Telomere-to-telomere genome assembly of Electrophorus electricus provides insights into the evolution of electric eels.

Background: Electric eels evolved remarkable electric organs that enable them to instantaneously discharge hundreds of volts for predation, defense, and communication. However, the absence of a high-quality reference genome has extremely constrained the studies of electric eels in various aspects.

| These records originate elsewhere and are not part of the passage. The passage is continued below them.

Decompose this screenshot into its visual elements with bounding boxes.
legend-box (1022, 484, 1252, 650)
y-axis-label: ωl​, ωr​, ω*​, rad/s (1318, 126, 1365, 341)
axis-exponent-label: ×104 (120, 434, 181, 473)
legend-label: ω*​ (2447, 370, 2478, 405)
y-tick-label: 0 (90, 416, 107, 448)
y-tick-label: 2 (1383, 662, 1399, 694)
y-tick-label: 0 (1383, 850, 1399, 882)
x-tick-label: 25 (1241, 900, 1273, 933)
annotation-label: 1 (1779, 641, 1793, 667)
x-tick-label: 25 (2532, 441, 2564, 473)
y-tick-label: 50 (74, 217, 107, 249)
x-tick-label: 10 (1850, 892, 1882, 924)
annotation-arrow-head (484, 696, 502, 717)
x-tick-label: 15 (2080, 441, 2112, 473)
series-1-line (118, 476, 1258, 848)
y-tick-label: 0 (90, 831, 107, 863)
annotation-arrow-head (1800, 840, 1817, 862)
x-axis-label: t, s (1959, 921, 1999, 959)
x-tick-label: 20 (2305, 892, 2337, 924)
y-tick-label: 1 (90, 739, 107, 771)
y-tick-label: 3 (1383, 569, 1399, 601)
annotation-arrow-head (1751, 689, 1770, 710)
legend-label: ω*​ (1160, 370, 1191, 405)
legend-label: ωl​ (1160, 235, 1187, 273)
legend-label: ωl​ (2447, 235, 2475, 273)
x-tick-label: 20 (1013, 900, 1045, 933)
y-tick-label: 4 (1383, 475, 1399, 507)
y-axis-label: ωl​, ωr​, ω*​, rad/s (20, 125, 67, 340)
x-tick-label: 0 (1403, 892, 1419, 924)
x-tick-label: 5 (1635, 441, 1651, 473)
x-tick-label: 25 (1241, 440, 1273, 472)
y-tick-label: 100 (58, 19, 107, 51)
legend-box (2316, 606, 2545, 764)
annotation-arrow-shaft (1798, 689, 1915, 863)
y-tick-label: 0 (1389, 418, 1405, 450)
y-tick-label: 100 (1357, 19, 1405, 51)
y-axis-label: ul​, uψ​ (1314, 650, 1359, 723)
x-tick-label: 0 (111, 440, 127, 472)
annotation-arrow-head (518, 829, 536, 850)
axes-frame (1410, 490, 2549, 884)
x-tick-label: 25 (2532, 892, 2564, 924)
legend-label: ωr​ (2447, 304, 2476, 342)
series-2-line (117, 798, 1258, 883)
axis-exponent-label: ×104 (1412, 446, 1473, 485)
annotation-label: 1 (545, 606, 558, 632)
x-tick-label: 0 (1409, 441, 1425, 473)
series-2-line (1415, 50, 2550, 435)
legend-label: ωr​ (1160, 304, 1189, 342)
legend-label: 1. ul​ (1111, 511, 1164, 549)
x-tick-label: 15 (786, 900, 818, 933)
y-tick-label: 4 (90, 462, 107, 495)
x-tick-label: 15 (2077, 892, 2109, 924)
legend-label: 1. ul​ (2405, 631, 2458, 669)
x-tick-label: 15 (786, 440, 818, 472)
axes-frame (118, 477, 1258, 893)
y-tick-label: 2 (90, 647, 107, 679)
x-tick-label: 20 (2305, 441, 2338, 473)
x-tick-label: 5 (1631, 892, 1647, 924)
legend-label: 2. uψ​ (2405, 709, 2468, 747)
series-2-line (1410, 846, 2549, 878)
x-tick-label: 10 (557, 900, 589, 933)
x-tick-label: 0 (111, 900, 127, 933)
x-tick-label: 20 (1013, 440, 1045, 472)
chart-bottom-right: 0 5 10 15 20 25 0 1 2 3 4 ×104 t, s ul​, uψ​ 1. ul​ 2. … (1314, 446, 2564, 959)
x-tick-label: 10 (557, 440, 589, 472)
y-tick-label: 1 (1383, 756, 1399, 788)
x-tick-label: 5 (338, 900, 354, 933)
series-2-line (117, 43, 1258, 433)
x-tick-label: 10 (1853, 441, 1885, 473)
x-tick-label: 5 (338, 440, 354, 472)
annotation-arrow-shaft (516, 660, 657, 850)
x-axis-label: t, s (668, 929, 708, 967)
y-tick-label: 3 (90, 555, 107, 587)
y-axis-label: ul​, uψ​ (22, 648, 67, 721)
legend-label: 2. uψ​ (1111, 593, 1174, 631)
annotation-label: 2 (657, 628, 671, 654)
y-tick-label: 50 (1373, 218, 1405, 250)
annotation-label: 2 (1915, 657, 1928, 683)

Results: Using high-depth, multiplatform sequencing data, we successfully assembled the first telomere-to-telomere high-quality reference genome of Electrophorus electricus, which has a genome size of 833.43 Mb and comprises 26 chromosomes. Multiple evaluations, including N50 statistics (30.38 Mb), BUSCO scores (97.30%), and mapping ratio of short-insert sequencing data (99.91%), demonstrate the high contiguity and completeness of the electric eel genome assembly we obtained. Genome annotation predicted 396.63 Mb repetitive sequences and 20,992 protein-coding genes. Furthermore, evolutionary analyses indicate that Gymnotiformes, which the electric eel belongs to, has a closer relationship with Characiformes than Siluriformes and diverged from Characiformes 95.00 million years ago. Pairwise sequentially Markovian coalescent analysis found a sharply decreased trend of the population size of E. electricus over the past few hundred thousand years. Furthermore, many regulatory factors related to neurotransmitters and classical signaling pathways during embryonic development were significantly expanded, potentially contributing to the generation of high-voltage electricity.

Conclusions: This study not only provided the first high-quality telomere-to-telomere reference genome of E. electricus but also greatly enhanced our understanding of electric eels.